As I crawled into bed last night it hit me that I don't have to get up and go to church anymore. Sometimes I take that for granted. After over 50 years (mostly) of getting up every Sunday morning to go to church in spite of little sleep and no matter what the weather, I plan on reminding myself every Saturday night that I am free and don't have to do it ever again.
However, I do need to keep myself spiritually healthy. And physically healthy. And what the heck, emotionally healthy as well. I think it's time to move on past the pain and bitterness and just get with it. One of the things I need to do is stop reading message boards that raise my blood pressure and remind me why I left Christianity. I don't need a reminder in truth because I still have family who are Christians and they are reminder enough.

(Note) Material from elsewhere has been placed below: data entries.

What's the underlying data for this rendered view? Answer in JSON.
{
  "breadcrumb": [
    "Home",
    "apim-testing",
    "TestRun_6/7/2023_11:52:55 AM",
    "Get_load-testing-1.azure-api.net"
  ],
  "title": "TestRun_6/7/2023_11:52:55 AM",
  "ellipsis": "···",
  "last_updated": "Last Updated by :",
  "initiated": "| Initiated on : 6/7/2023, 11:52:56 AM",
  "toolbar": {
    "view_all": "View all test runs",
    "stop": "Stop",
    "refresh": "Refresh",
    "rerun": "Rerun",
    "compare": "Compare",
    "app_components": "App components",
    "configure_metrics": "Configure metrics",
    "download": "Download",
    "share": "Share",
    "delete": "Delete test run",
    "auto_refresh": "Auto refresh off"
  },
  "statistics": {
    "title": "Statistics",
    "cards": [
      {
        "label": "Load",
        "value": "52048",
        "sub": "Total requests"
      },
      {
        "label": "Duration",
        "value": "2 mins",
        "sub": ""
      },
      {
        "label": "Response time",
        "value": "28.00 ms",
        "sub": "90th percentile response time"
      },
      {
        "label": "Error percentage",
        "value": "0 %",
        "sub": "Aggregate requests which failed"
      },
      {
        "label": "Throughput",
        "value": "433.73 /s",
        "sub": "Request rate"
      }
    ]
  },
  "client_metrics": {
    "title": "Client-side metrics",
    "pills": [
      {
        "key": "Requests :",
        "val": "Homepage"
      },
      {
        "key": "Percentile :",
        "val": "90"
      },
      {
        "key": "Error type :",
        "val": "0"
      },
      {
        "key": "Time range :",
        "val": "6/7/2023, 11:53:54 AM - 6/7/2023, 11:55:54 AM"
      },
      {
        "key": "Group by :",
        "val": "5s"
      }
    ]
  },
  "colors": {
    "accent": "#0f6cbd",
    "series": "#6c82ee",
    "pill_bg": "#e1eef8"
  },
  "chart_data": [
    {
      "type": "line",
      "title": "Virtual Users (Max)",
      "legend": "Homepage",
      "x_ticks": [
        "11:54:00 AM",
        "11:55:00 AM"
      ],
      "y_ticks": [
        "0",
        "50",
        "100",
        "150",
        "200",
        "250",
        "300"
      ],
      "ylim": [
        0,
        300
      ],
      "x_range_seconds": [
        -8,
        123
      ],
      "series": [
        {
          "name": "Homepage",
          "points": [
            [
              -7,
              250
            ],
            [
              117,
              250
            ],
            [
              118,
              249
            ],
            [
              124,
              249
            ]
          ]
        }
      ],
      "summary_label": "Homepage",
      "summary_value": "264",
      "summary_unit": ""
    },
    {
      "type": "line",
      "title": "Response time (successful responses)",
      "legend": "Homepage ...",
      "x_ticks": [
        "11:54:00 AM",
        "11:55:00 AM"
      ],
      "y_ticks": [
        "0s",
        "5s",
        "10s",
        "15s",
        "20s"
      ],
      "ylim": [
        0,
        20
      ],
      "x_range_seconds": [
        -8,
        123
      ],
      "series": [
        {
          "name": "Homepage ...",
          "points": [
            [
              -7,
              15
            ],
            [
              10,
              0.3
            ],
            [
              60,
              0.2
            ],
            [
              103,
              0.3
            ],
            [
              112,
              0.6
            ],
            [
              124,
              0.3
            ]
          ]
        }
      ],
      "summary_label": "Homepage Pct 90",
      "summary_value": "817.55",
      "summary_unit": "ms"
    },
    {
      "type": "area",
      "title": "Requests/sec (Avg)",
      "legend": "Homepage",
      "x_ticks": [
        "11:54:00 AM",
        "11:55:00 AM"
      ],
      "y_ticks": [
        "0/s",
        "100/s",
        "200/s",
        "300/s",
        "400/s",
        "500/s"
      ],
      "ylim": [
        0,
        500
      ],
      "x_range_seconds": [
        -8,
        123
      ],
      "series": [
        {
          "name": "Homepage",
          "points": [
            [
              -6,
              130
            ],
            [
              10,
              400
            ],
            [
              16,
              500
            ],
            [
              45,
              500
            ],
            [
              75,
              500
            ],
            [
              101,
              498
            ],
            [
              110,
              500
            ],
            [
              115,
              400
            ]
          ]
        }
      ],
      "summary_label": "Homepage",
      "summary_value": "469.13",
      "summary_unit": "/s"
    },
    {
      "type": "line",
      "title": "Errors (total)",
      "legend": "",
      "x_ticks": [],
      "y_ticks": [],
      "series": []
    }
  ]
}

Now I need to focus on me and letting myself grow and soar and thrive. I've started on the books Tana gave me, in particular the Herb book by Scott Cunningham and the book about Druids by Philip Carr-Gomm. Then I have some spiritual exercises I should be working on in addition to refining some daily spiritual practices that I've found helpful. I just need to get past the lethargy. I get complacent and just let the world pass me by instead of participating more. This past weekend I've accomplished more than I usually do with housework and the garden. That has really rejuvenated me and given me a spark that I can use to ignite a bigger fire in me. Of course, the fact that my favorite times of the year are coming up helps a lot. I don't thrive in heat. I'm a cool/cold weather gal.
But tonight I plan on crawling into bed and watching Inspector Lewis and knitting because I've been looking forward to it all week. I just haven't knitted enough to satisfy my passion this week so I intend to indulge myself tonight. I got some orange yarn today to crochet myself an altar cloth for the Autumn holidays but I can't find my crochet hooks. If I can't find them this week I'll find a knitted pattern instead. But it will take longer.
I love Mondays because that's what starts my week, not Sundays. It's a brand new week all for me to make something of. And with September coming in this week, it makes it even better. I endured Summer, now Autumn is my reward.